Abstract

Diabetic retinopathy is the most specific microangiopathy related to diabetes. Furthermore, hypertension is frequently associated with diabetes. The aim of our study was to analyze the prevalence of diabetic retinopathy in hypertensive diabetic patients. Our descriptive retrospective study was conducted in 125 diabetic patients hospitalized in our department. Each patient had a complete clinical examination, a standard biological assessment and fundus to evaluate possible retinal involvement. The age was 53.78 ± 11.2 years, 24.6% were smokers. The mean duration of diabetes progression was 11 ± 7.41 years, HbA 1c = 8.9 ± 3.19%. Overweight or obesity was found in 49.9% of patients. Among our hypertensive patients, 46.9% received a monotherapy and 36.2% a dual therapy.
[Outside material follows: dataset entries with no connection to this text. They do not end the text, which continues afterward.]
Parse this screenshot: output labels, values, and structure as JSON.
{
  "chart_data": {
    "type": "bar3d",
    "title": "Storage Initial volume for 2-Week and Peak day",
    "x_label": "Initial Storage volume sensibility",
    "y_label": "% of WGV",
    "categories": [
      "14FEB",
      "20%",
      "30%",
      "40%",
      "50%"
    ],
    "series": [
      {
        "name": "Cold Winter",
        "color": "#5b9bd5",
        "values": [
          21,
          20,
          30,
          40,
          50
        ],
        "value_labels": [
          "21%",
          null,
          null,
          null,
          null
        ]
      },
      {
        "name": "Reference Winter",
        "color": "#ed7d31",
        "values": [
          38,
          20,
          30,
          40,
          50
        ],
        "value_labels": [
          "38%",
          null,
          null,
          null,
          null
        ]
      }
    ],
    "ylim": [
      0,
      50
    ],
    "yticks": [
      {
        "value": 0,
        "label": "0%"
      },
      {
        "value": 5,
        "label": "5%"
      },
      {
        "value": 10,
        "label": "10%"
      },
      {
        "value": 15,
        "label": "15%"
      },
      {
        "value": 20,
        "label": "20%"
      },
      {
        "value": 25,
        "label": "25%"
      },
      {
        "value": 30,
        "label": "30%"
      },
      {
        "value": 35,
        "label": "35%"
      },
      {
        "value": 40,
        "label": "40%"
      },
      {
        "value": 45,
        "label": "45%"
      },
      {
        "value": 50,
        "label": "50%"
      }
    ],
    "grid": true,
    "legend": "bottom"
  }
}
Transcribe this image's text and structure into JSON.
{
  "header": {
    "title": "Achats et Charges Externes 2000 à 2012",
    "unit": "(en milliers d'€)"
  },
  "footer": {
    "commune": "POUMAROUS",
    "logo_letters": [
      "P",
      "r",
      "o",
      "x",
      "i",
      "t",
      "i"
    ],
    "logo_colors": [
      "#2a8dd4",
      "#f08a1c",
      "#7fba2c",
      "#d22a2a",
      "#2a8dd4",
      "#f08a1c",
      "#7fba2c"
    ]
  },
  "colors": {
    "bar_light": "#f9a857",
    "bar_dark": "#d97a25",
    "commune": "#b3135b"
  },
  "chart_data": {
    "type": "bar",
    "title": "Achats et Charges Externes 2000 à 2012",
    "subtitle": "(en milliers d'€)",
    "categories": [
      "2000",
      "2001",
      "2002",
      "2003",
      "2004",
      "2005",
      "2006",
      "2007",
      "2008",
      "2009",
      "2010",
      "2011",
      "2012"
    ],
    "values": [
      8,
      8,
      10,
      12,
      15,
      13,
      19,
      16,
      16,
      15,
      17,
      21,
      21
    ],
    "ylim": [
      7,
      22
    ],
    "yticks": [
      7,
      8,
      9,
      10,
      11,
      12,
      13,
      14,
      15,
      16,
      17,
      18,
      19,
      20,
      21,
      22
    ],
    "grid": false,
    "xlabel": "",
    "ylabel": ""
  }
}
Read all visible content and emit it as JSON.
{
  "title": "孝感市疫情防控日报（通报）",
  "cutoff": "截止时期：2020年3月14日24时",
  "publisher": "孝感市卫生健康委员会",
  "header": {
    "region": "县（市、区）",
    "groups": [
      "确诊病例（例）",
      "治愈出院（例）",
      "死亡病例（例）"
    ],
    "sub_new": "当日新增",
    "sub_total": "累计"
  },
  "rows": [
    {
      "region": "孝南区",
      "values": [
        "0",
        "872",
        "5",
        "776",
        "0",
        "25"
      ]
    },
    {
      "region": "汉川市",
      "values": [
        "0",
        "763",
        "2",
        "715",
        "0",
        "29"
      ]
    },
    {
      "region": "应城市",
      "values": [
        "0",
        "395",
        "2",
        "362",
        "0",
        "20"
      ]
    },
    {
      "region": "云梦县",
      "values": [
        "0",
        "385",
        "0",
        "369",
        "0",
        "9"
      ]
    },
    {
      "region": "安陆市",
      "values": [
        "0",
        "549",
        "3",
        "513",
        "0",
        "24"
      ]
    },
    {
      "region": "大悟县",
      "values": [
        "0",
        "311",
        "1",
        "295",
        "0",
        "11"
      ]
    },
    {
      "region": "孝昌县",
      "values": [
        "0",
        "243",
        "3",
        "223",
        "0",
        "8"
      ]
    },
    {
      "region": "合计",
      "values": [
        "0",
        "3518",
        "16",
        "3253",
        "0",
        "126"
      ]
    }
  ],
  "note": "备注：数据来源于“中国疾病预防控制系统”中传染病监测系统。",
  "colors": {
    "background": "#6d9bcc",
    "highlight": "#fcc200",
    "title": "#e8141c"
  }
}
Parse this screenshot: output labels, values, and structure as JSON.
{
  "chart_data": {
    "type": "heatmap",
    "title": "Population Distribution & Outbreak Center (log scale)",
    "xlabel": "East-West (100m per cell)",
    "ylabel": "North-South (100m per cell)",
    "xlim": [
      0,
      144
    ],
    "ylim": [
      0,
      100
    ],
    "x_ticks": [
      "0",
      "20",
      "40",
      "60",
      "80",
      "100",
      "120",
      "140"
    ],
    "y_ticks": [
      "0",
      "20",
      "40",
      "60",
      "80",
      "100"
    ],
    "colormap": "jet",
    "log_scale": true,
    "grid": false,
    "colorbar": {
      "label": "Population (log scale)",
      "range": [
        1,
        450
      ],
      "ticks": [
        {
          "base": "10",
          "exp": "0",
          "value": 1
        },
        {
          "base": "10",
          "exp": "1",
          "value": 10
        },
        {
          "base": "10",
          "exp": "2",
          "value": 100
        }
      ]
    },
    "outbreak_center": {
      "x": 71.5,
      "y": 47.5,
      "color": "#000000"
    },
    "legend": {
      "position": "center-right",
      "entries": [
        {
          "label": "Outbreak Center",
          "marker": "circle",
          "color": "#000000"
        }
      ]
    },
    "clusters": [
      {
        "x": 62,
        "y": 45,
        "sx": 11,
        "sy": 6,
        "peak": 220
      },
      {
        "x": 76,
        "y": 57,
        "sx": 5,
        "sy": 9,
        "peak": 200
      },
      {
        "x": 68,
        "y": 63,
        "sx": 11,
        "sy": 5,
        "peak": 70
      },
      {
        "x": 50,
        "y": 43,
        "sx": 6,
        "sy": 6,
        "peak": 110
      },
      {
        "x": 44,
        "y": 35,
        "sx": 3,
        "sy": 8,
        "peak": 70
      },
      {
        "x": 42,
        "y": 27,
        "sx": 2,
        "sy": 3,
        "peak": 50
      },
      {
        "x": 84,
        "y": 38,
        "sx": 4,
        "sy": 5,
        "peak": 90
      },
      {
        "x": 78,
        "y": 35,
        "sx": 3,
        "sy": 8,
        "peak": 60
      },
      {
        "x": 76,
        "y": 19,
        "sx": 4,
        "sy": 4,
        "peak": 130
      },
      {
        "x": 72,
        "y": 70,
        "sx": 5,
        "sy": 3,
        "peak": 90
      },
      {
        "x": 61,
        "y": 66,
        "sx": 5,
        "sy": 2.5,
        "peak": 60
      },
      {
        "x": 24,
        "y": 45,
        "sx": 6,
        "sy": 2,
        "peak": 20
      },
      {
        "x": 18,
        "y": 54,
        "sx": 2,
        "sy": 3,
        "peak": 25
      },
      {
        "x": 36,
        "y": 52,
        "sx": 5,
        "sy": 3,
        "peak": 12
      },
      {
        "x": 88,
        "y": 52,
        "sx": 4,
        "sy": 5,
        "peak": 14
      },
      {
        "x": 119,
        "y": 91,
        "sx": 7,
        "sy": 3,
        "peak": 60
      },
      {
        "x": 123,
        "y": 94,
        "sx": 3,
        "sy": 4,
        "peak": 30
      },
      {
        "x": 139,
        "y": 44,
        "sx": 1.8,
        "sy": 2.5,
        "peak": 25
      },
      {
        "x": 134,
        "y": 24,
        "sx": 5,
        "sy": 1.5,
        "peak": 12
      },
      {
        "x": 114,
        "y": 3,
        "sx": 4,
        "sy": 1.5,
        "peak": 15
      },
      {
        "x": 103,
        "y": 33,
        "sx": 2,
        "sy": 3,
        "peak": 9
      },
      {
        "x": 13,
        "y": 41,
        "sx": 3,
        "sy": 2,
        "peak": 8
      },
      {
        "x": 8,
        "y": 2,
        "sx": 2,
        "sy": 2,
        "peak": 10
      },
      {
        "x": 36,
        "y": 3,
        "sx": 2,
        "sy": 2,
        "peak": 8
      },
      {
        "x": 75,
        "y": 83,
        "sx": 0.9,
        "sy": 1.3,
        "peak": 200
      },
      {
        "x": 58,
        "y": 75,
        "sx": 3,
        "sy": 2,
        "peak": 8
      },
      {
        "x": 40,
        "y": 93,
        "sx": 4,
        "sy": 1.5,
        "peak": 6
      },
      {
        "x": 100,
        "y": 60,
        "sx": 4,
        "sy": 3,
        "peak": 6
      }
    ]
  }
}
Angiotensin converting enzyme inhibitors were the most prescribed (38.1%) followed by diuretics (19.1%). The most common association was an angiotensin II receptor antagonist + a diuretic (59% of associations). Diabetic retinopathy was found in 47% of patients. 36% of patients suffered from mild non-proliferative diabetic retinopathy (NPDR), 27% from moderate NPDR, 25% from severe NPDR and 12% from proliferative diabetic retinopathy. Maculopathy was present in 7.2% of cases. Complicated diabetic retinopathy was present in 1.7% of cases, and 5% of patients had a Laser treatment for retinopathy. Uncontrolled glycaemia and blood pressure have a synergistic effect on the development and progression of diabetic retinopathy. In addition to glycemic control, the management of hypertension is essential to prevent its onset and slow its progression.